With additional new therapies available to treat bladder cancer, if one option doesn’t work, patients can try another or another, which is better than in the past when a cystectomy was the next option when patients didn’t respond to Bacillus Calmette-Guerin (BCG), said Joshua Meeks, MD, PhD, associate professor, Urology, Biochemistry and Molecular Genetics, Northwestern University Feinberg School of Medicine.
However, getting these new treatments into the clinic and pharmacies and educating providers on them remains a challenge, he said.
Transcript
As bladder cancer treatment evolves, how is the sequencing of treatments in the real world changing?
The key thing that I think about as the provider in this is that it used to be cystectomy was the gold standard, if you don't respond to BCG. But now it's like, “Well, you didn't respond to first-line [therapy], so we're going to quickly go to second-line [therapy], and if [the tumor] doesn't respond, then...I have 3 or 4 different choices.” I think where we could get stuck is you keep giving a drug that doesn't work. Then that's when people are at risk for progression.
If it's possible, to say, “OK, we're going to give this, we're going to look and see how you do. If you don't respond, [we’re] moving on to the next.” And when you have options that are all well tolerated, you just got to find—the analogy I give is—you just have to find the right key to turn the keyhole on their disease so that you can get it to go away and stay away.
It's not like muscle-invasive bladder cancer, which is a lethal cancer in every case. In this case it’s that you just don't have the right drug for the patient where the BCG just didn't work. And there [are] a lot of reasons why BCG doesn't work, but just because that doesn't work doesn't mean other things won't. So, now we have a bunch of different keys to try.
What are the biggest challenges regarding implementing innovative therapies for bladder cancer in real-world practice?

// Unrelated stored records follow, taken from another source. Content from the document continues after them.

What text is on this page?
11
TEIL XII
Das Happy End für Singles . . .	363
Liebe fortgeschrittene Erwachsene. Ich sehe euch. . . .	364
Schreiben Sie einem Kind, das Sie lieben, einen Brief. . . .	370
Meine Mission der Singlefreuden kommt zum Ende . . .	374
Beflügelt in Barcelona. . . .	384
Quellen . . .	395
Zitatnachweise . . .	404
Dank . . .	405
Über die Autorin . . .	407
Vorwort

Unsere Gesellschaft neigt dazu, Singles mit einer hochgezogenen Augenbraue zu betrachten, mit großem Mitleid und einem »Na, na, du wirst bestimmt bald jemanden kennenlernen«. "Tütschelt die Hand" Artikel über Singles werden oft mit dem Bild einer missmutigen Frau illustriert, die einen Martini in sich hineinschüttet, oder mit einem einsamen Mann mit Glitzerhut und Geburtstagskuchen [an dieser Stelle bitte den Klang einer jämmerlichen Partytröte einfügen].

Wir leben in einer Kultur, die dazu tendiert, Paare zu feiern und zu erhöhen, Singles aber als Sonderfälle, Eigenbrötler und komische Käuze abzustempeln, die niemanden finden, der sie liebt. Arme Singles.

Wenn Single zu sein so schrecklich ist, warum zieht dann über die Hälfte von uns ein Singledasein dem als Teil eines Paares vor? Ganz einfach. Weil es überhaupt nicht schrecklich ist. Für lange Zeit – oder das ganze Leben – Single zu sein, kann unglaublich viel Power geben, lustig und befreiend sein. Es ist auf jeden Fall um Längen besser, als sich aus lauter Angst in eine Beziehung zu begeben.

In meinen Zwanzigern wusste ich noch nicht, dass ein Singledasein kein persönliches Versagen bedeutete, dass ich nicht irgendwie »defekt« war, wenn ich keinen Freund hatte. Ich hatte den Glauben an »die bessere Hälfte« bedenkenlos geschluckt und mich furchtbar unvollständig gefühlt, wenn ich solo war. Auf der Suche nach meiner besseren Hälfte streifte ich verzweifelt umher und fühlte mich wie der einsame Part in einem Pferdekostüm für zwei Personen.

I think right now the biggest thing is getting them into our clinics. So, we have drugs that were approved by the FDA within the last year and getting them into our pharmacies and then educating our nurses, having our pharmacy be able to produce them, and be able to actually implement them and give [them], that's where we're at now. In a year, it could be totally different. In a year the problem could be figuring out sequence, but now it's all about taking what's been approved and actually translating that into patient care. And the patients are coming and asking for therapy. So, I think that's really a credit to them in the community that they know that there [are] other options. But...there's the administrative part of it that we're all trying to get done as fast as we can.